(Michael Chamberlain/Nevada Business Coalition) – Both the Assembly and Senate worked over the weekend, including negotiations on the budget. Governor Sandoval met with Democratic leadership to attempt to reach an agreement on the next biennium budget in the wake of Thursday’s Supreme Court ruling.
Last Thursday, the Nevada Supreme Court ruled the state government could not take $62 million from the Clean Water Coalition that had been raised through special assessments to build a wastewater pipeline to Lake Mead. When the project was canceled in 2009, the Legislature took the money and dumped it into the general fund.
The ruling could have broader implications beyond the fund it specifically applied to.
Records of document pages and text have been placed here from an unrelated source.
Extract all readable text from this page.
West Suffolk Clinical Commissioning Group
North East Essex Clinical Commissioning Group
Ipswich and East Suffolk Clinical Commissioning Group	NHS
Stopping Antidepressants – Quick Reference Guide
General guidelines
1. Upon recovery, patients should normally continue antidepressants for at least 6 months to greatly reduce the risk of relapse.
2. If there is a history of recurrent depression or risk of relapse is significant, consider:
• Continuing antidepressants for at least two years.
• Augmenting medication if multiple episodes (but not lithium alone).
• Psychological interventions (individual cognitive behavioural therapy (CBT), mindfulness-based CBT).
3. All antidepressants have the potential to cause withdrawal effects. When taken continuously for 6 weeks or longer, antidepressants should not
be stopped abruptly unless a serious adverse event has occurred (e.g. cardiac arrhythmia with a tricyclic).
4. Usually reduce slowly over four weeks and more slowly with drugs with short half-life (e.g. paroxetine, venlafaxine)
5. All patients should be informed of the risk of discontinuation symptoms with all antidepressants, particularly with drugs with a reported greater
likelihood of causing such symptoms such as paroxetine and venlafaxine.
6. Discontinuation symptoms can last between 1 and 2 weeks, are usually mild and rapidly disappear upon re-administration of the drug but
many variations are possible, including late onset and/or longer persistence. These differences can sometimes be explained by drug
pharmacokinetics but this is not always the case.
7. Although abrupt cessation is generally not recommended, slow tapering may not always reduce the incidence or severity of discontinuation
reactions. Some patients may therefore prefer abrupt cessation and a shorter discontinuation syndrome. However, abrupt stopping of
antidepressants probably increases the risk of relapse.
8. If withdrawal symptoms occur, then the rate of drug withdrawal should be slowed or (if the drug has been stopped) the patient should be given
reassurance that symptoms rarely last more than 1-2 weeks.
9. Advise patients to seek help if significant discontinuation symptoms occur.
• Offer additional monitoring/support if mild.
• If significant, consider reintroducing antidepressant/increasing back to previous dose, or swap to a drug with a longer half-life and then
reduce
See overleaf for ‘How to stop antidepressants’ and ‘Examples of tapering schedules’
It appeared initially as though the governor’s office believed it blew a hole as large as $656 million in the proposed budget. That is what the administration calculated as the amount of money from funds belonging to cities and counties that was swept into the general fund.
First press reports, quoting sources within the administration, indicated Governor Sandoval may have been willing to completely capitulate on the taxes scheduled to sunset at the end of June. Some declared the budget battle over, believing the governor was prepared to agree to extending the sunsets while getting nothing in return – no agreement from Democrats on government reforms.
Whether those reports were inaccurate or whether the governor reconsidered that position or whether the emails and phone calls his office received had an impact, by Friday morning it was clear those initial reports were no longer true. Sandoval was not simply going to agree to extend all the sunsets and was not going to give up any more than he absolutely had to. Furthermore, whatever he did give up was not going to be for free.
Governor Sandoval asked Attorney General Catherine Cortez-Masto to request a clarification of the opinion from the Supreme Court to determine which of the funds the state could legitimately use and which it could not, a task the AG refused to do. So it was left to the governor’s office to determine where in the range of $62 million to $656 million the actual hole in budget is. Anything less than the entire $656 million is bound to result in lawsuits from whichever entities will have their money swept into the general fund. Some will have a much better chance than others of prevailing in court.
Negotiations with the leadership of the Democratic majorities in the Senate and Assembly went on throughout the weekend. Governor Sandoval appears prepared to agree to extend some of the sunsets in return for certain reforms, including public employee collective bargaining, Public Employee Retirement System/Public Employee Benefit System (PERS/PEBS), education, prevailing wage laws and construction defect litigation.
The two sides differ on the amount of additional revenue that will be needed – the Democrats, of course, want all of the sunsets extended, maybe even permanently, while the Sandoval administration reportedly believes the number is about $300 million less and wants any extensions to sunset in 2013. It is likely that removing the sunsets altogether and making these tax increases permanent would not gain the approval of a sufficient number of Republican legislators to pass, even with the governor’s blessing.
Democrats also are pushing for the state to confiscate unclaimed slot winnings from casinos. But the biggest sticking point appears to be construction defect litigation reform.
Republicans appear adamant about including CD reform. Minority Leader Pete Goicoechea termed it a “hill to die for.” Media reports invariably report the fact that 3 new Republicans in the Assembly are contractors whose businesses have been sued and thus have a direct interest in that legislation. However, when discussing collective bargaining reform they invariably fail to mention the far greater number of Democrats who are public employees, including Assembly Speaker John Oceguera, and thus have a direct interest in that legislation.
The clock is ticking and a deal must be reached soon to avoid a special session. The Nevada Supreme Court ruling issued Thursday changed the nature of the game. While we can certainly hope and are still pushing for no tax increases, it is unlikely that the session will end without at least some of the taxes scheduled to sunset next month being extended until June 2013. There is a chance that meaningful reform may be achieved in return. Until the final form of a deal is revealed we can’t be certain whether that reform will be worth the price.
(Michael Chamberlain is Executive Director of Nevada Business Coalition.)